Carl was as quick as Usain, even though Bolt would annihilate Lewis in a race by almost two tenths of a second. The reason for this would not be because his was a quicker runner, but because he could maintain that speed for longer. That is the crazy thing about Usain Bolt’s world record times – they are built as much on endurance as they are on raw speed, and that can only be established by understanding as much about his performance, and the event demands, as possible. Sport more than any other aspect of society does have a trait of celebrating the new and the supposed “better” methods – but this simple fact of Bolt not being quicker than people 20 years before offers a sizeable chunk of humble pie to the concept of “bettering sports performance” (whatever that means), because the Men’s 100m Olympic Final is the blue flag event which overrides all others when it comes to marginal gains and a generation’s athletic prowess.

The trickle down effect of that information alone is a blueprint for future success.
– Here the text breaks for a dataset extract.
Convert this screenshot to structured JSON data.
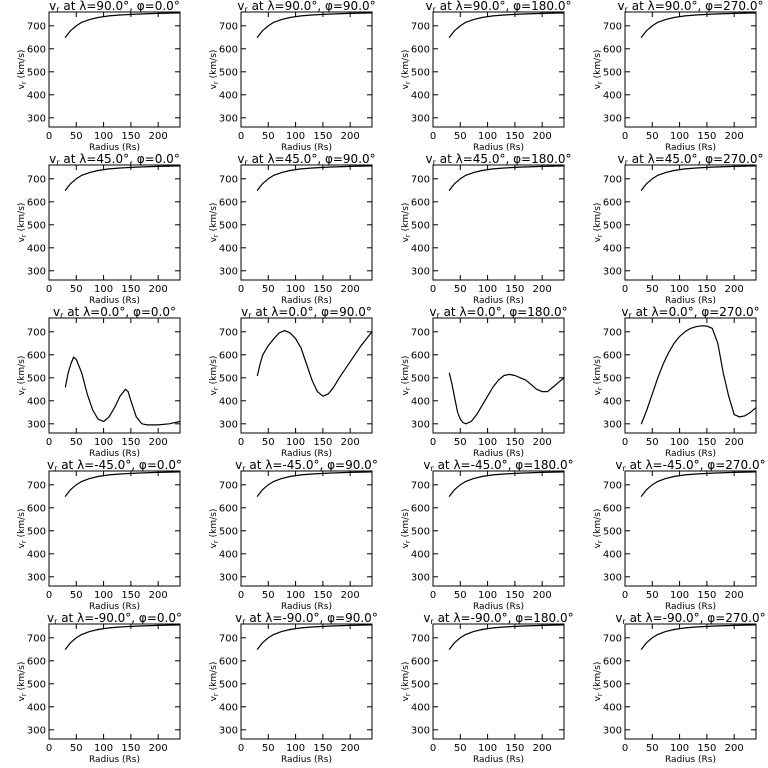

By analyzing event demands and performance, improving maximal speeds, it would seem, would be the wrong way to break Bolt’s records. Athletes have been chasing this for a hundred years and seemingly the quickest athletes in terms of maximal speed aren’t necessarily the ones that finish first or even break world records. That concept would be completely foreign to the layman watching a 100m race as much as it would be to a sport scientist, but Usain Bolt has proved that being able to maintain a higher speed for longer, whichever way he trained to be able to do that, has made him labelled the fastest human ever. Even when, technically speaking he isn’t. He has just been able to run 100m in less of a time than anyone else.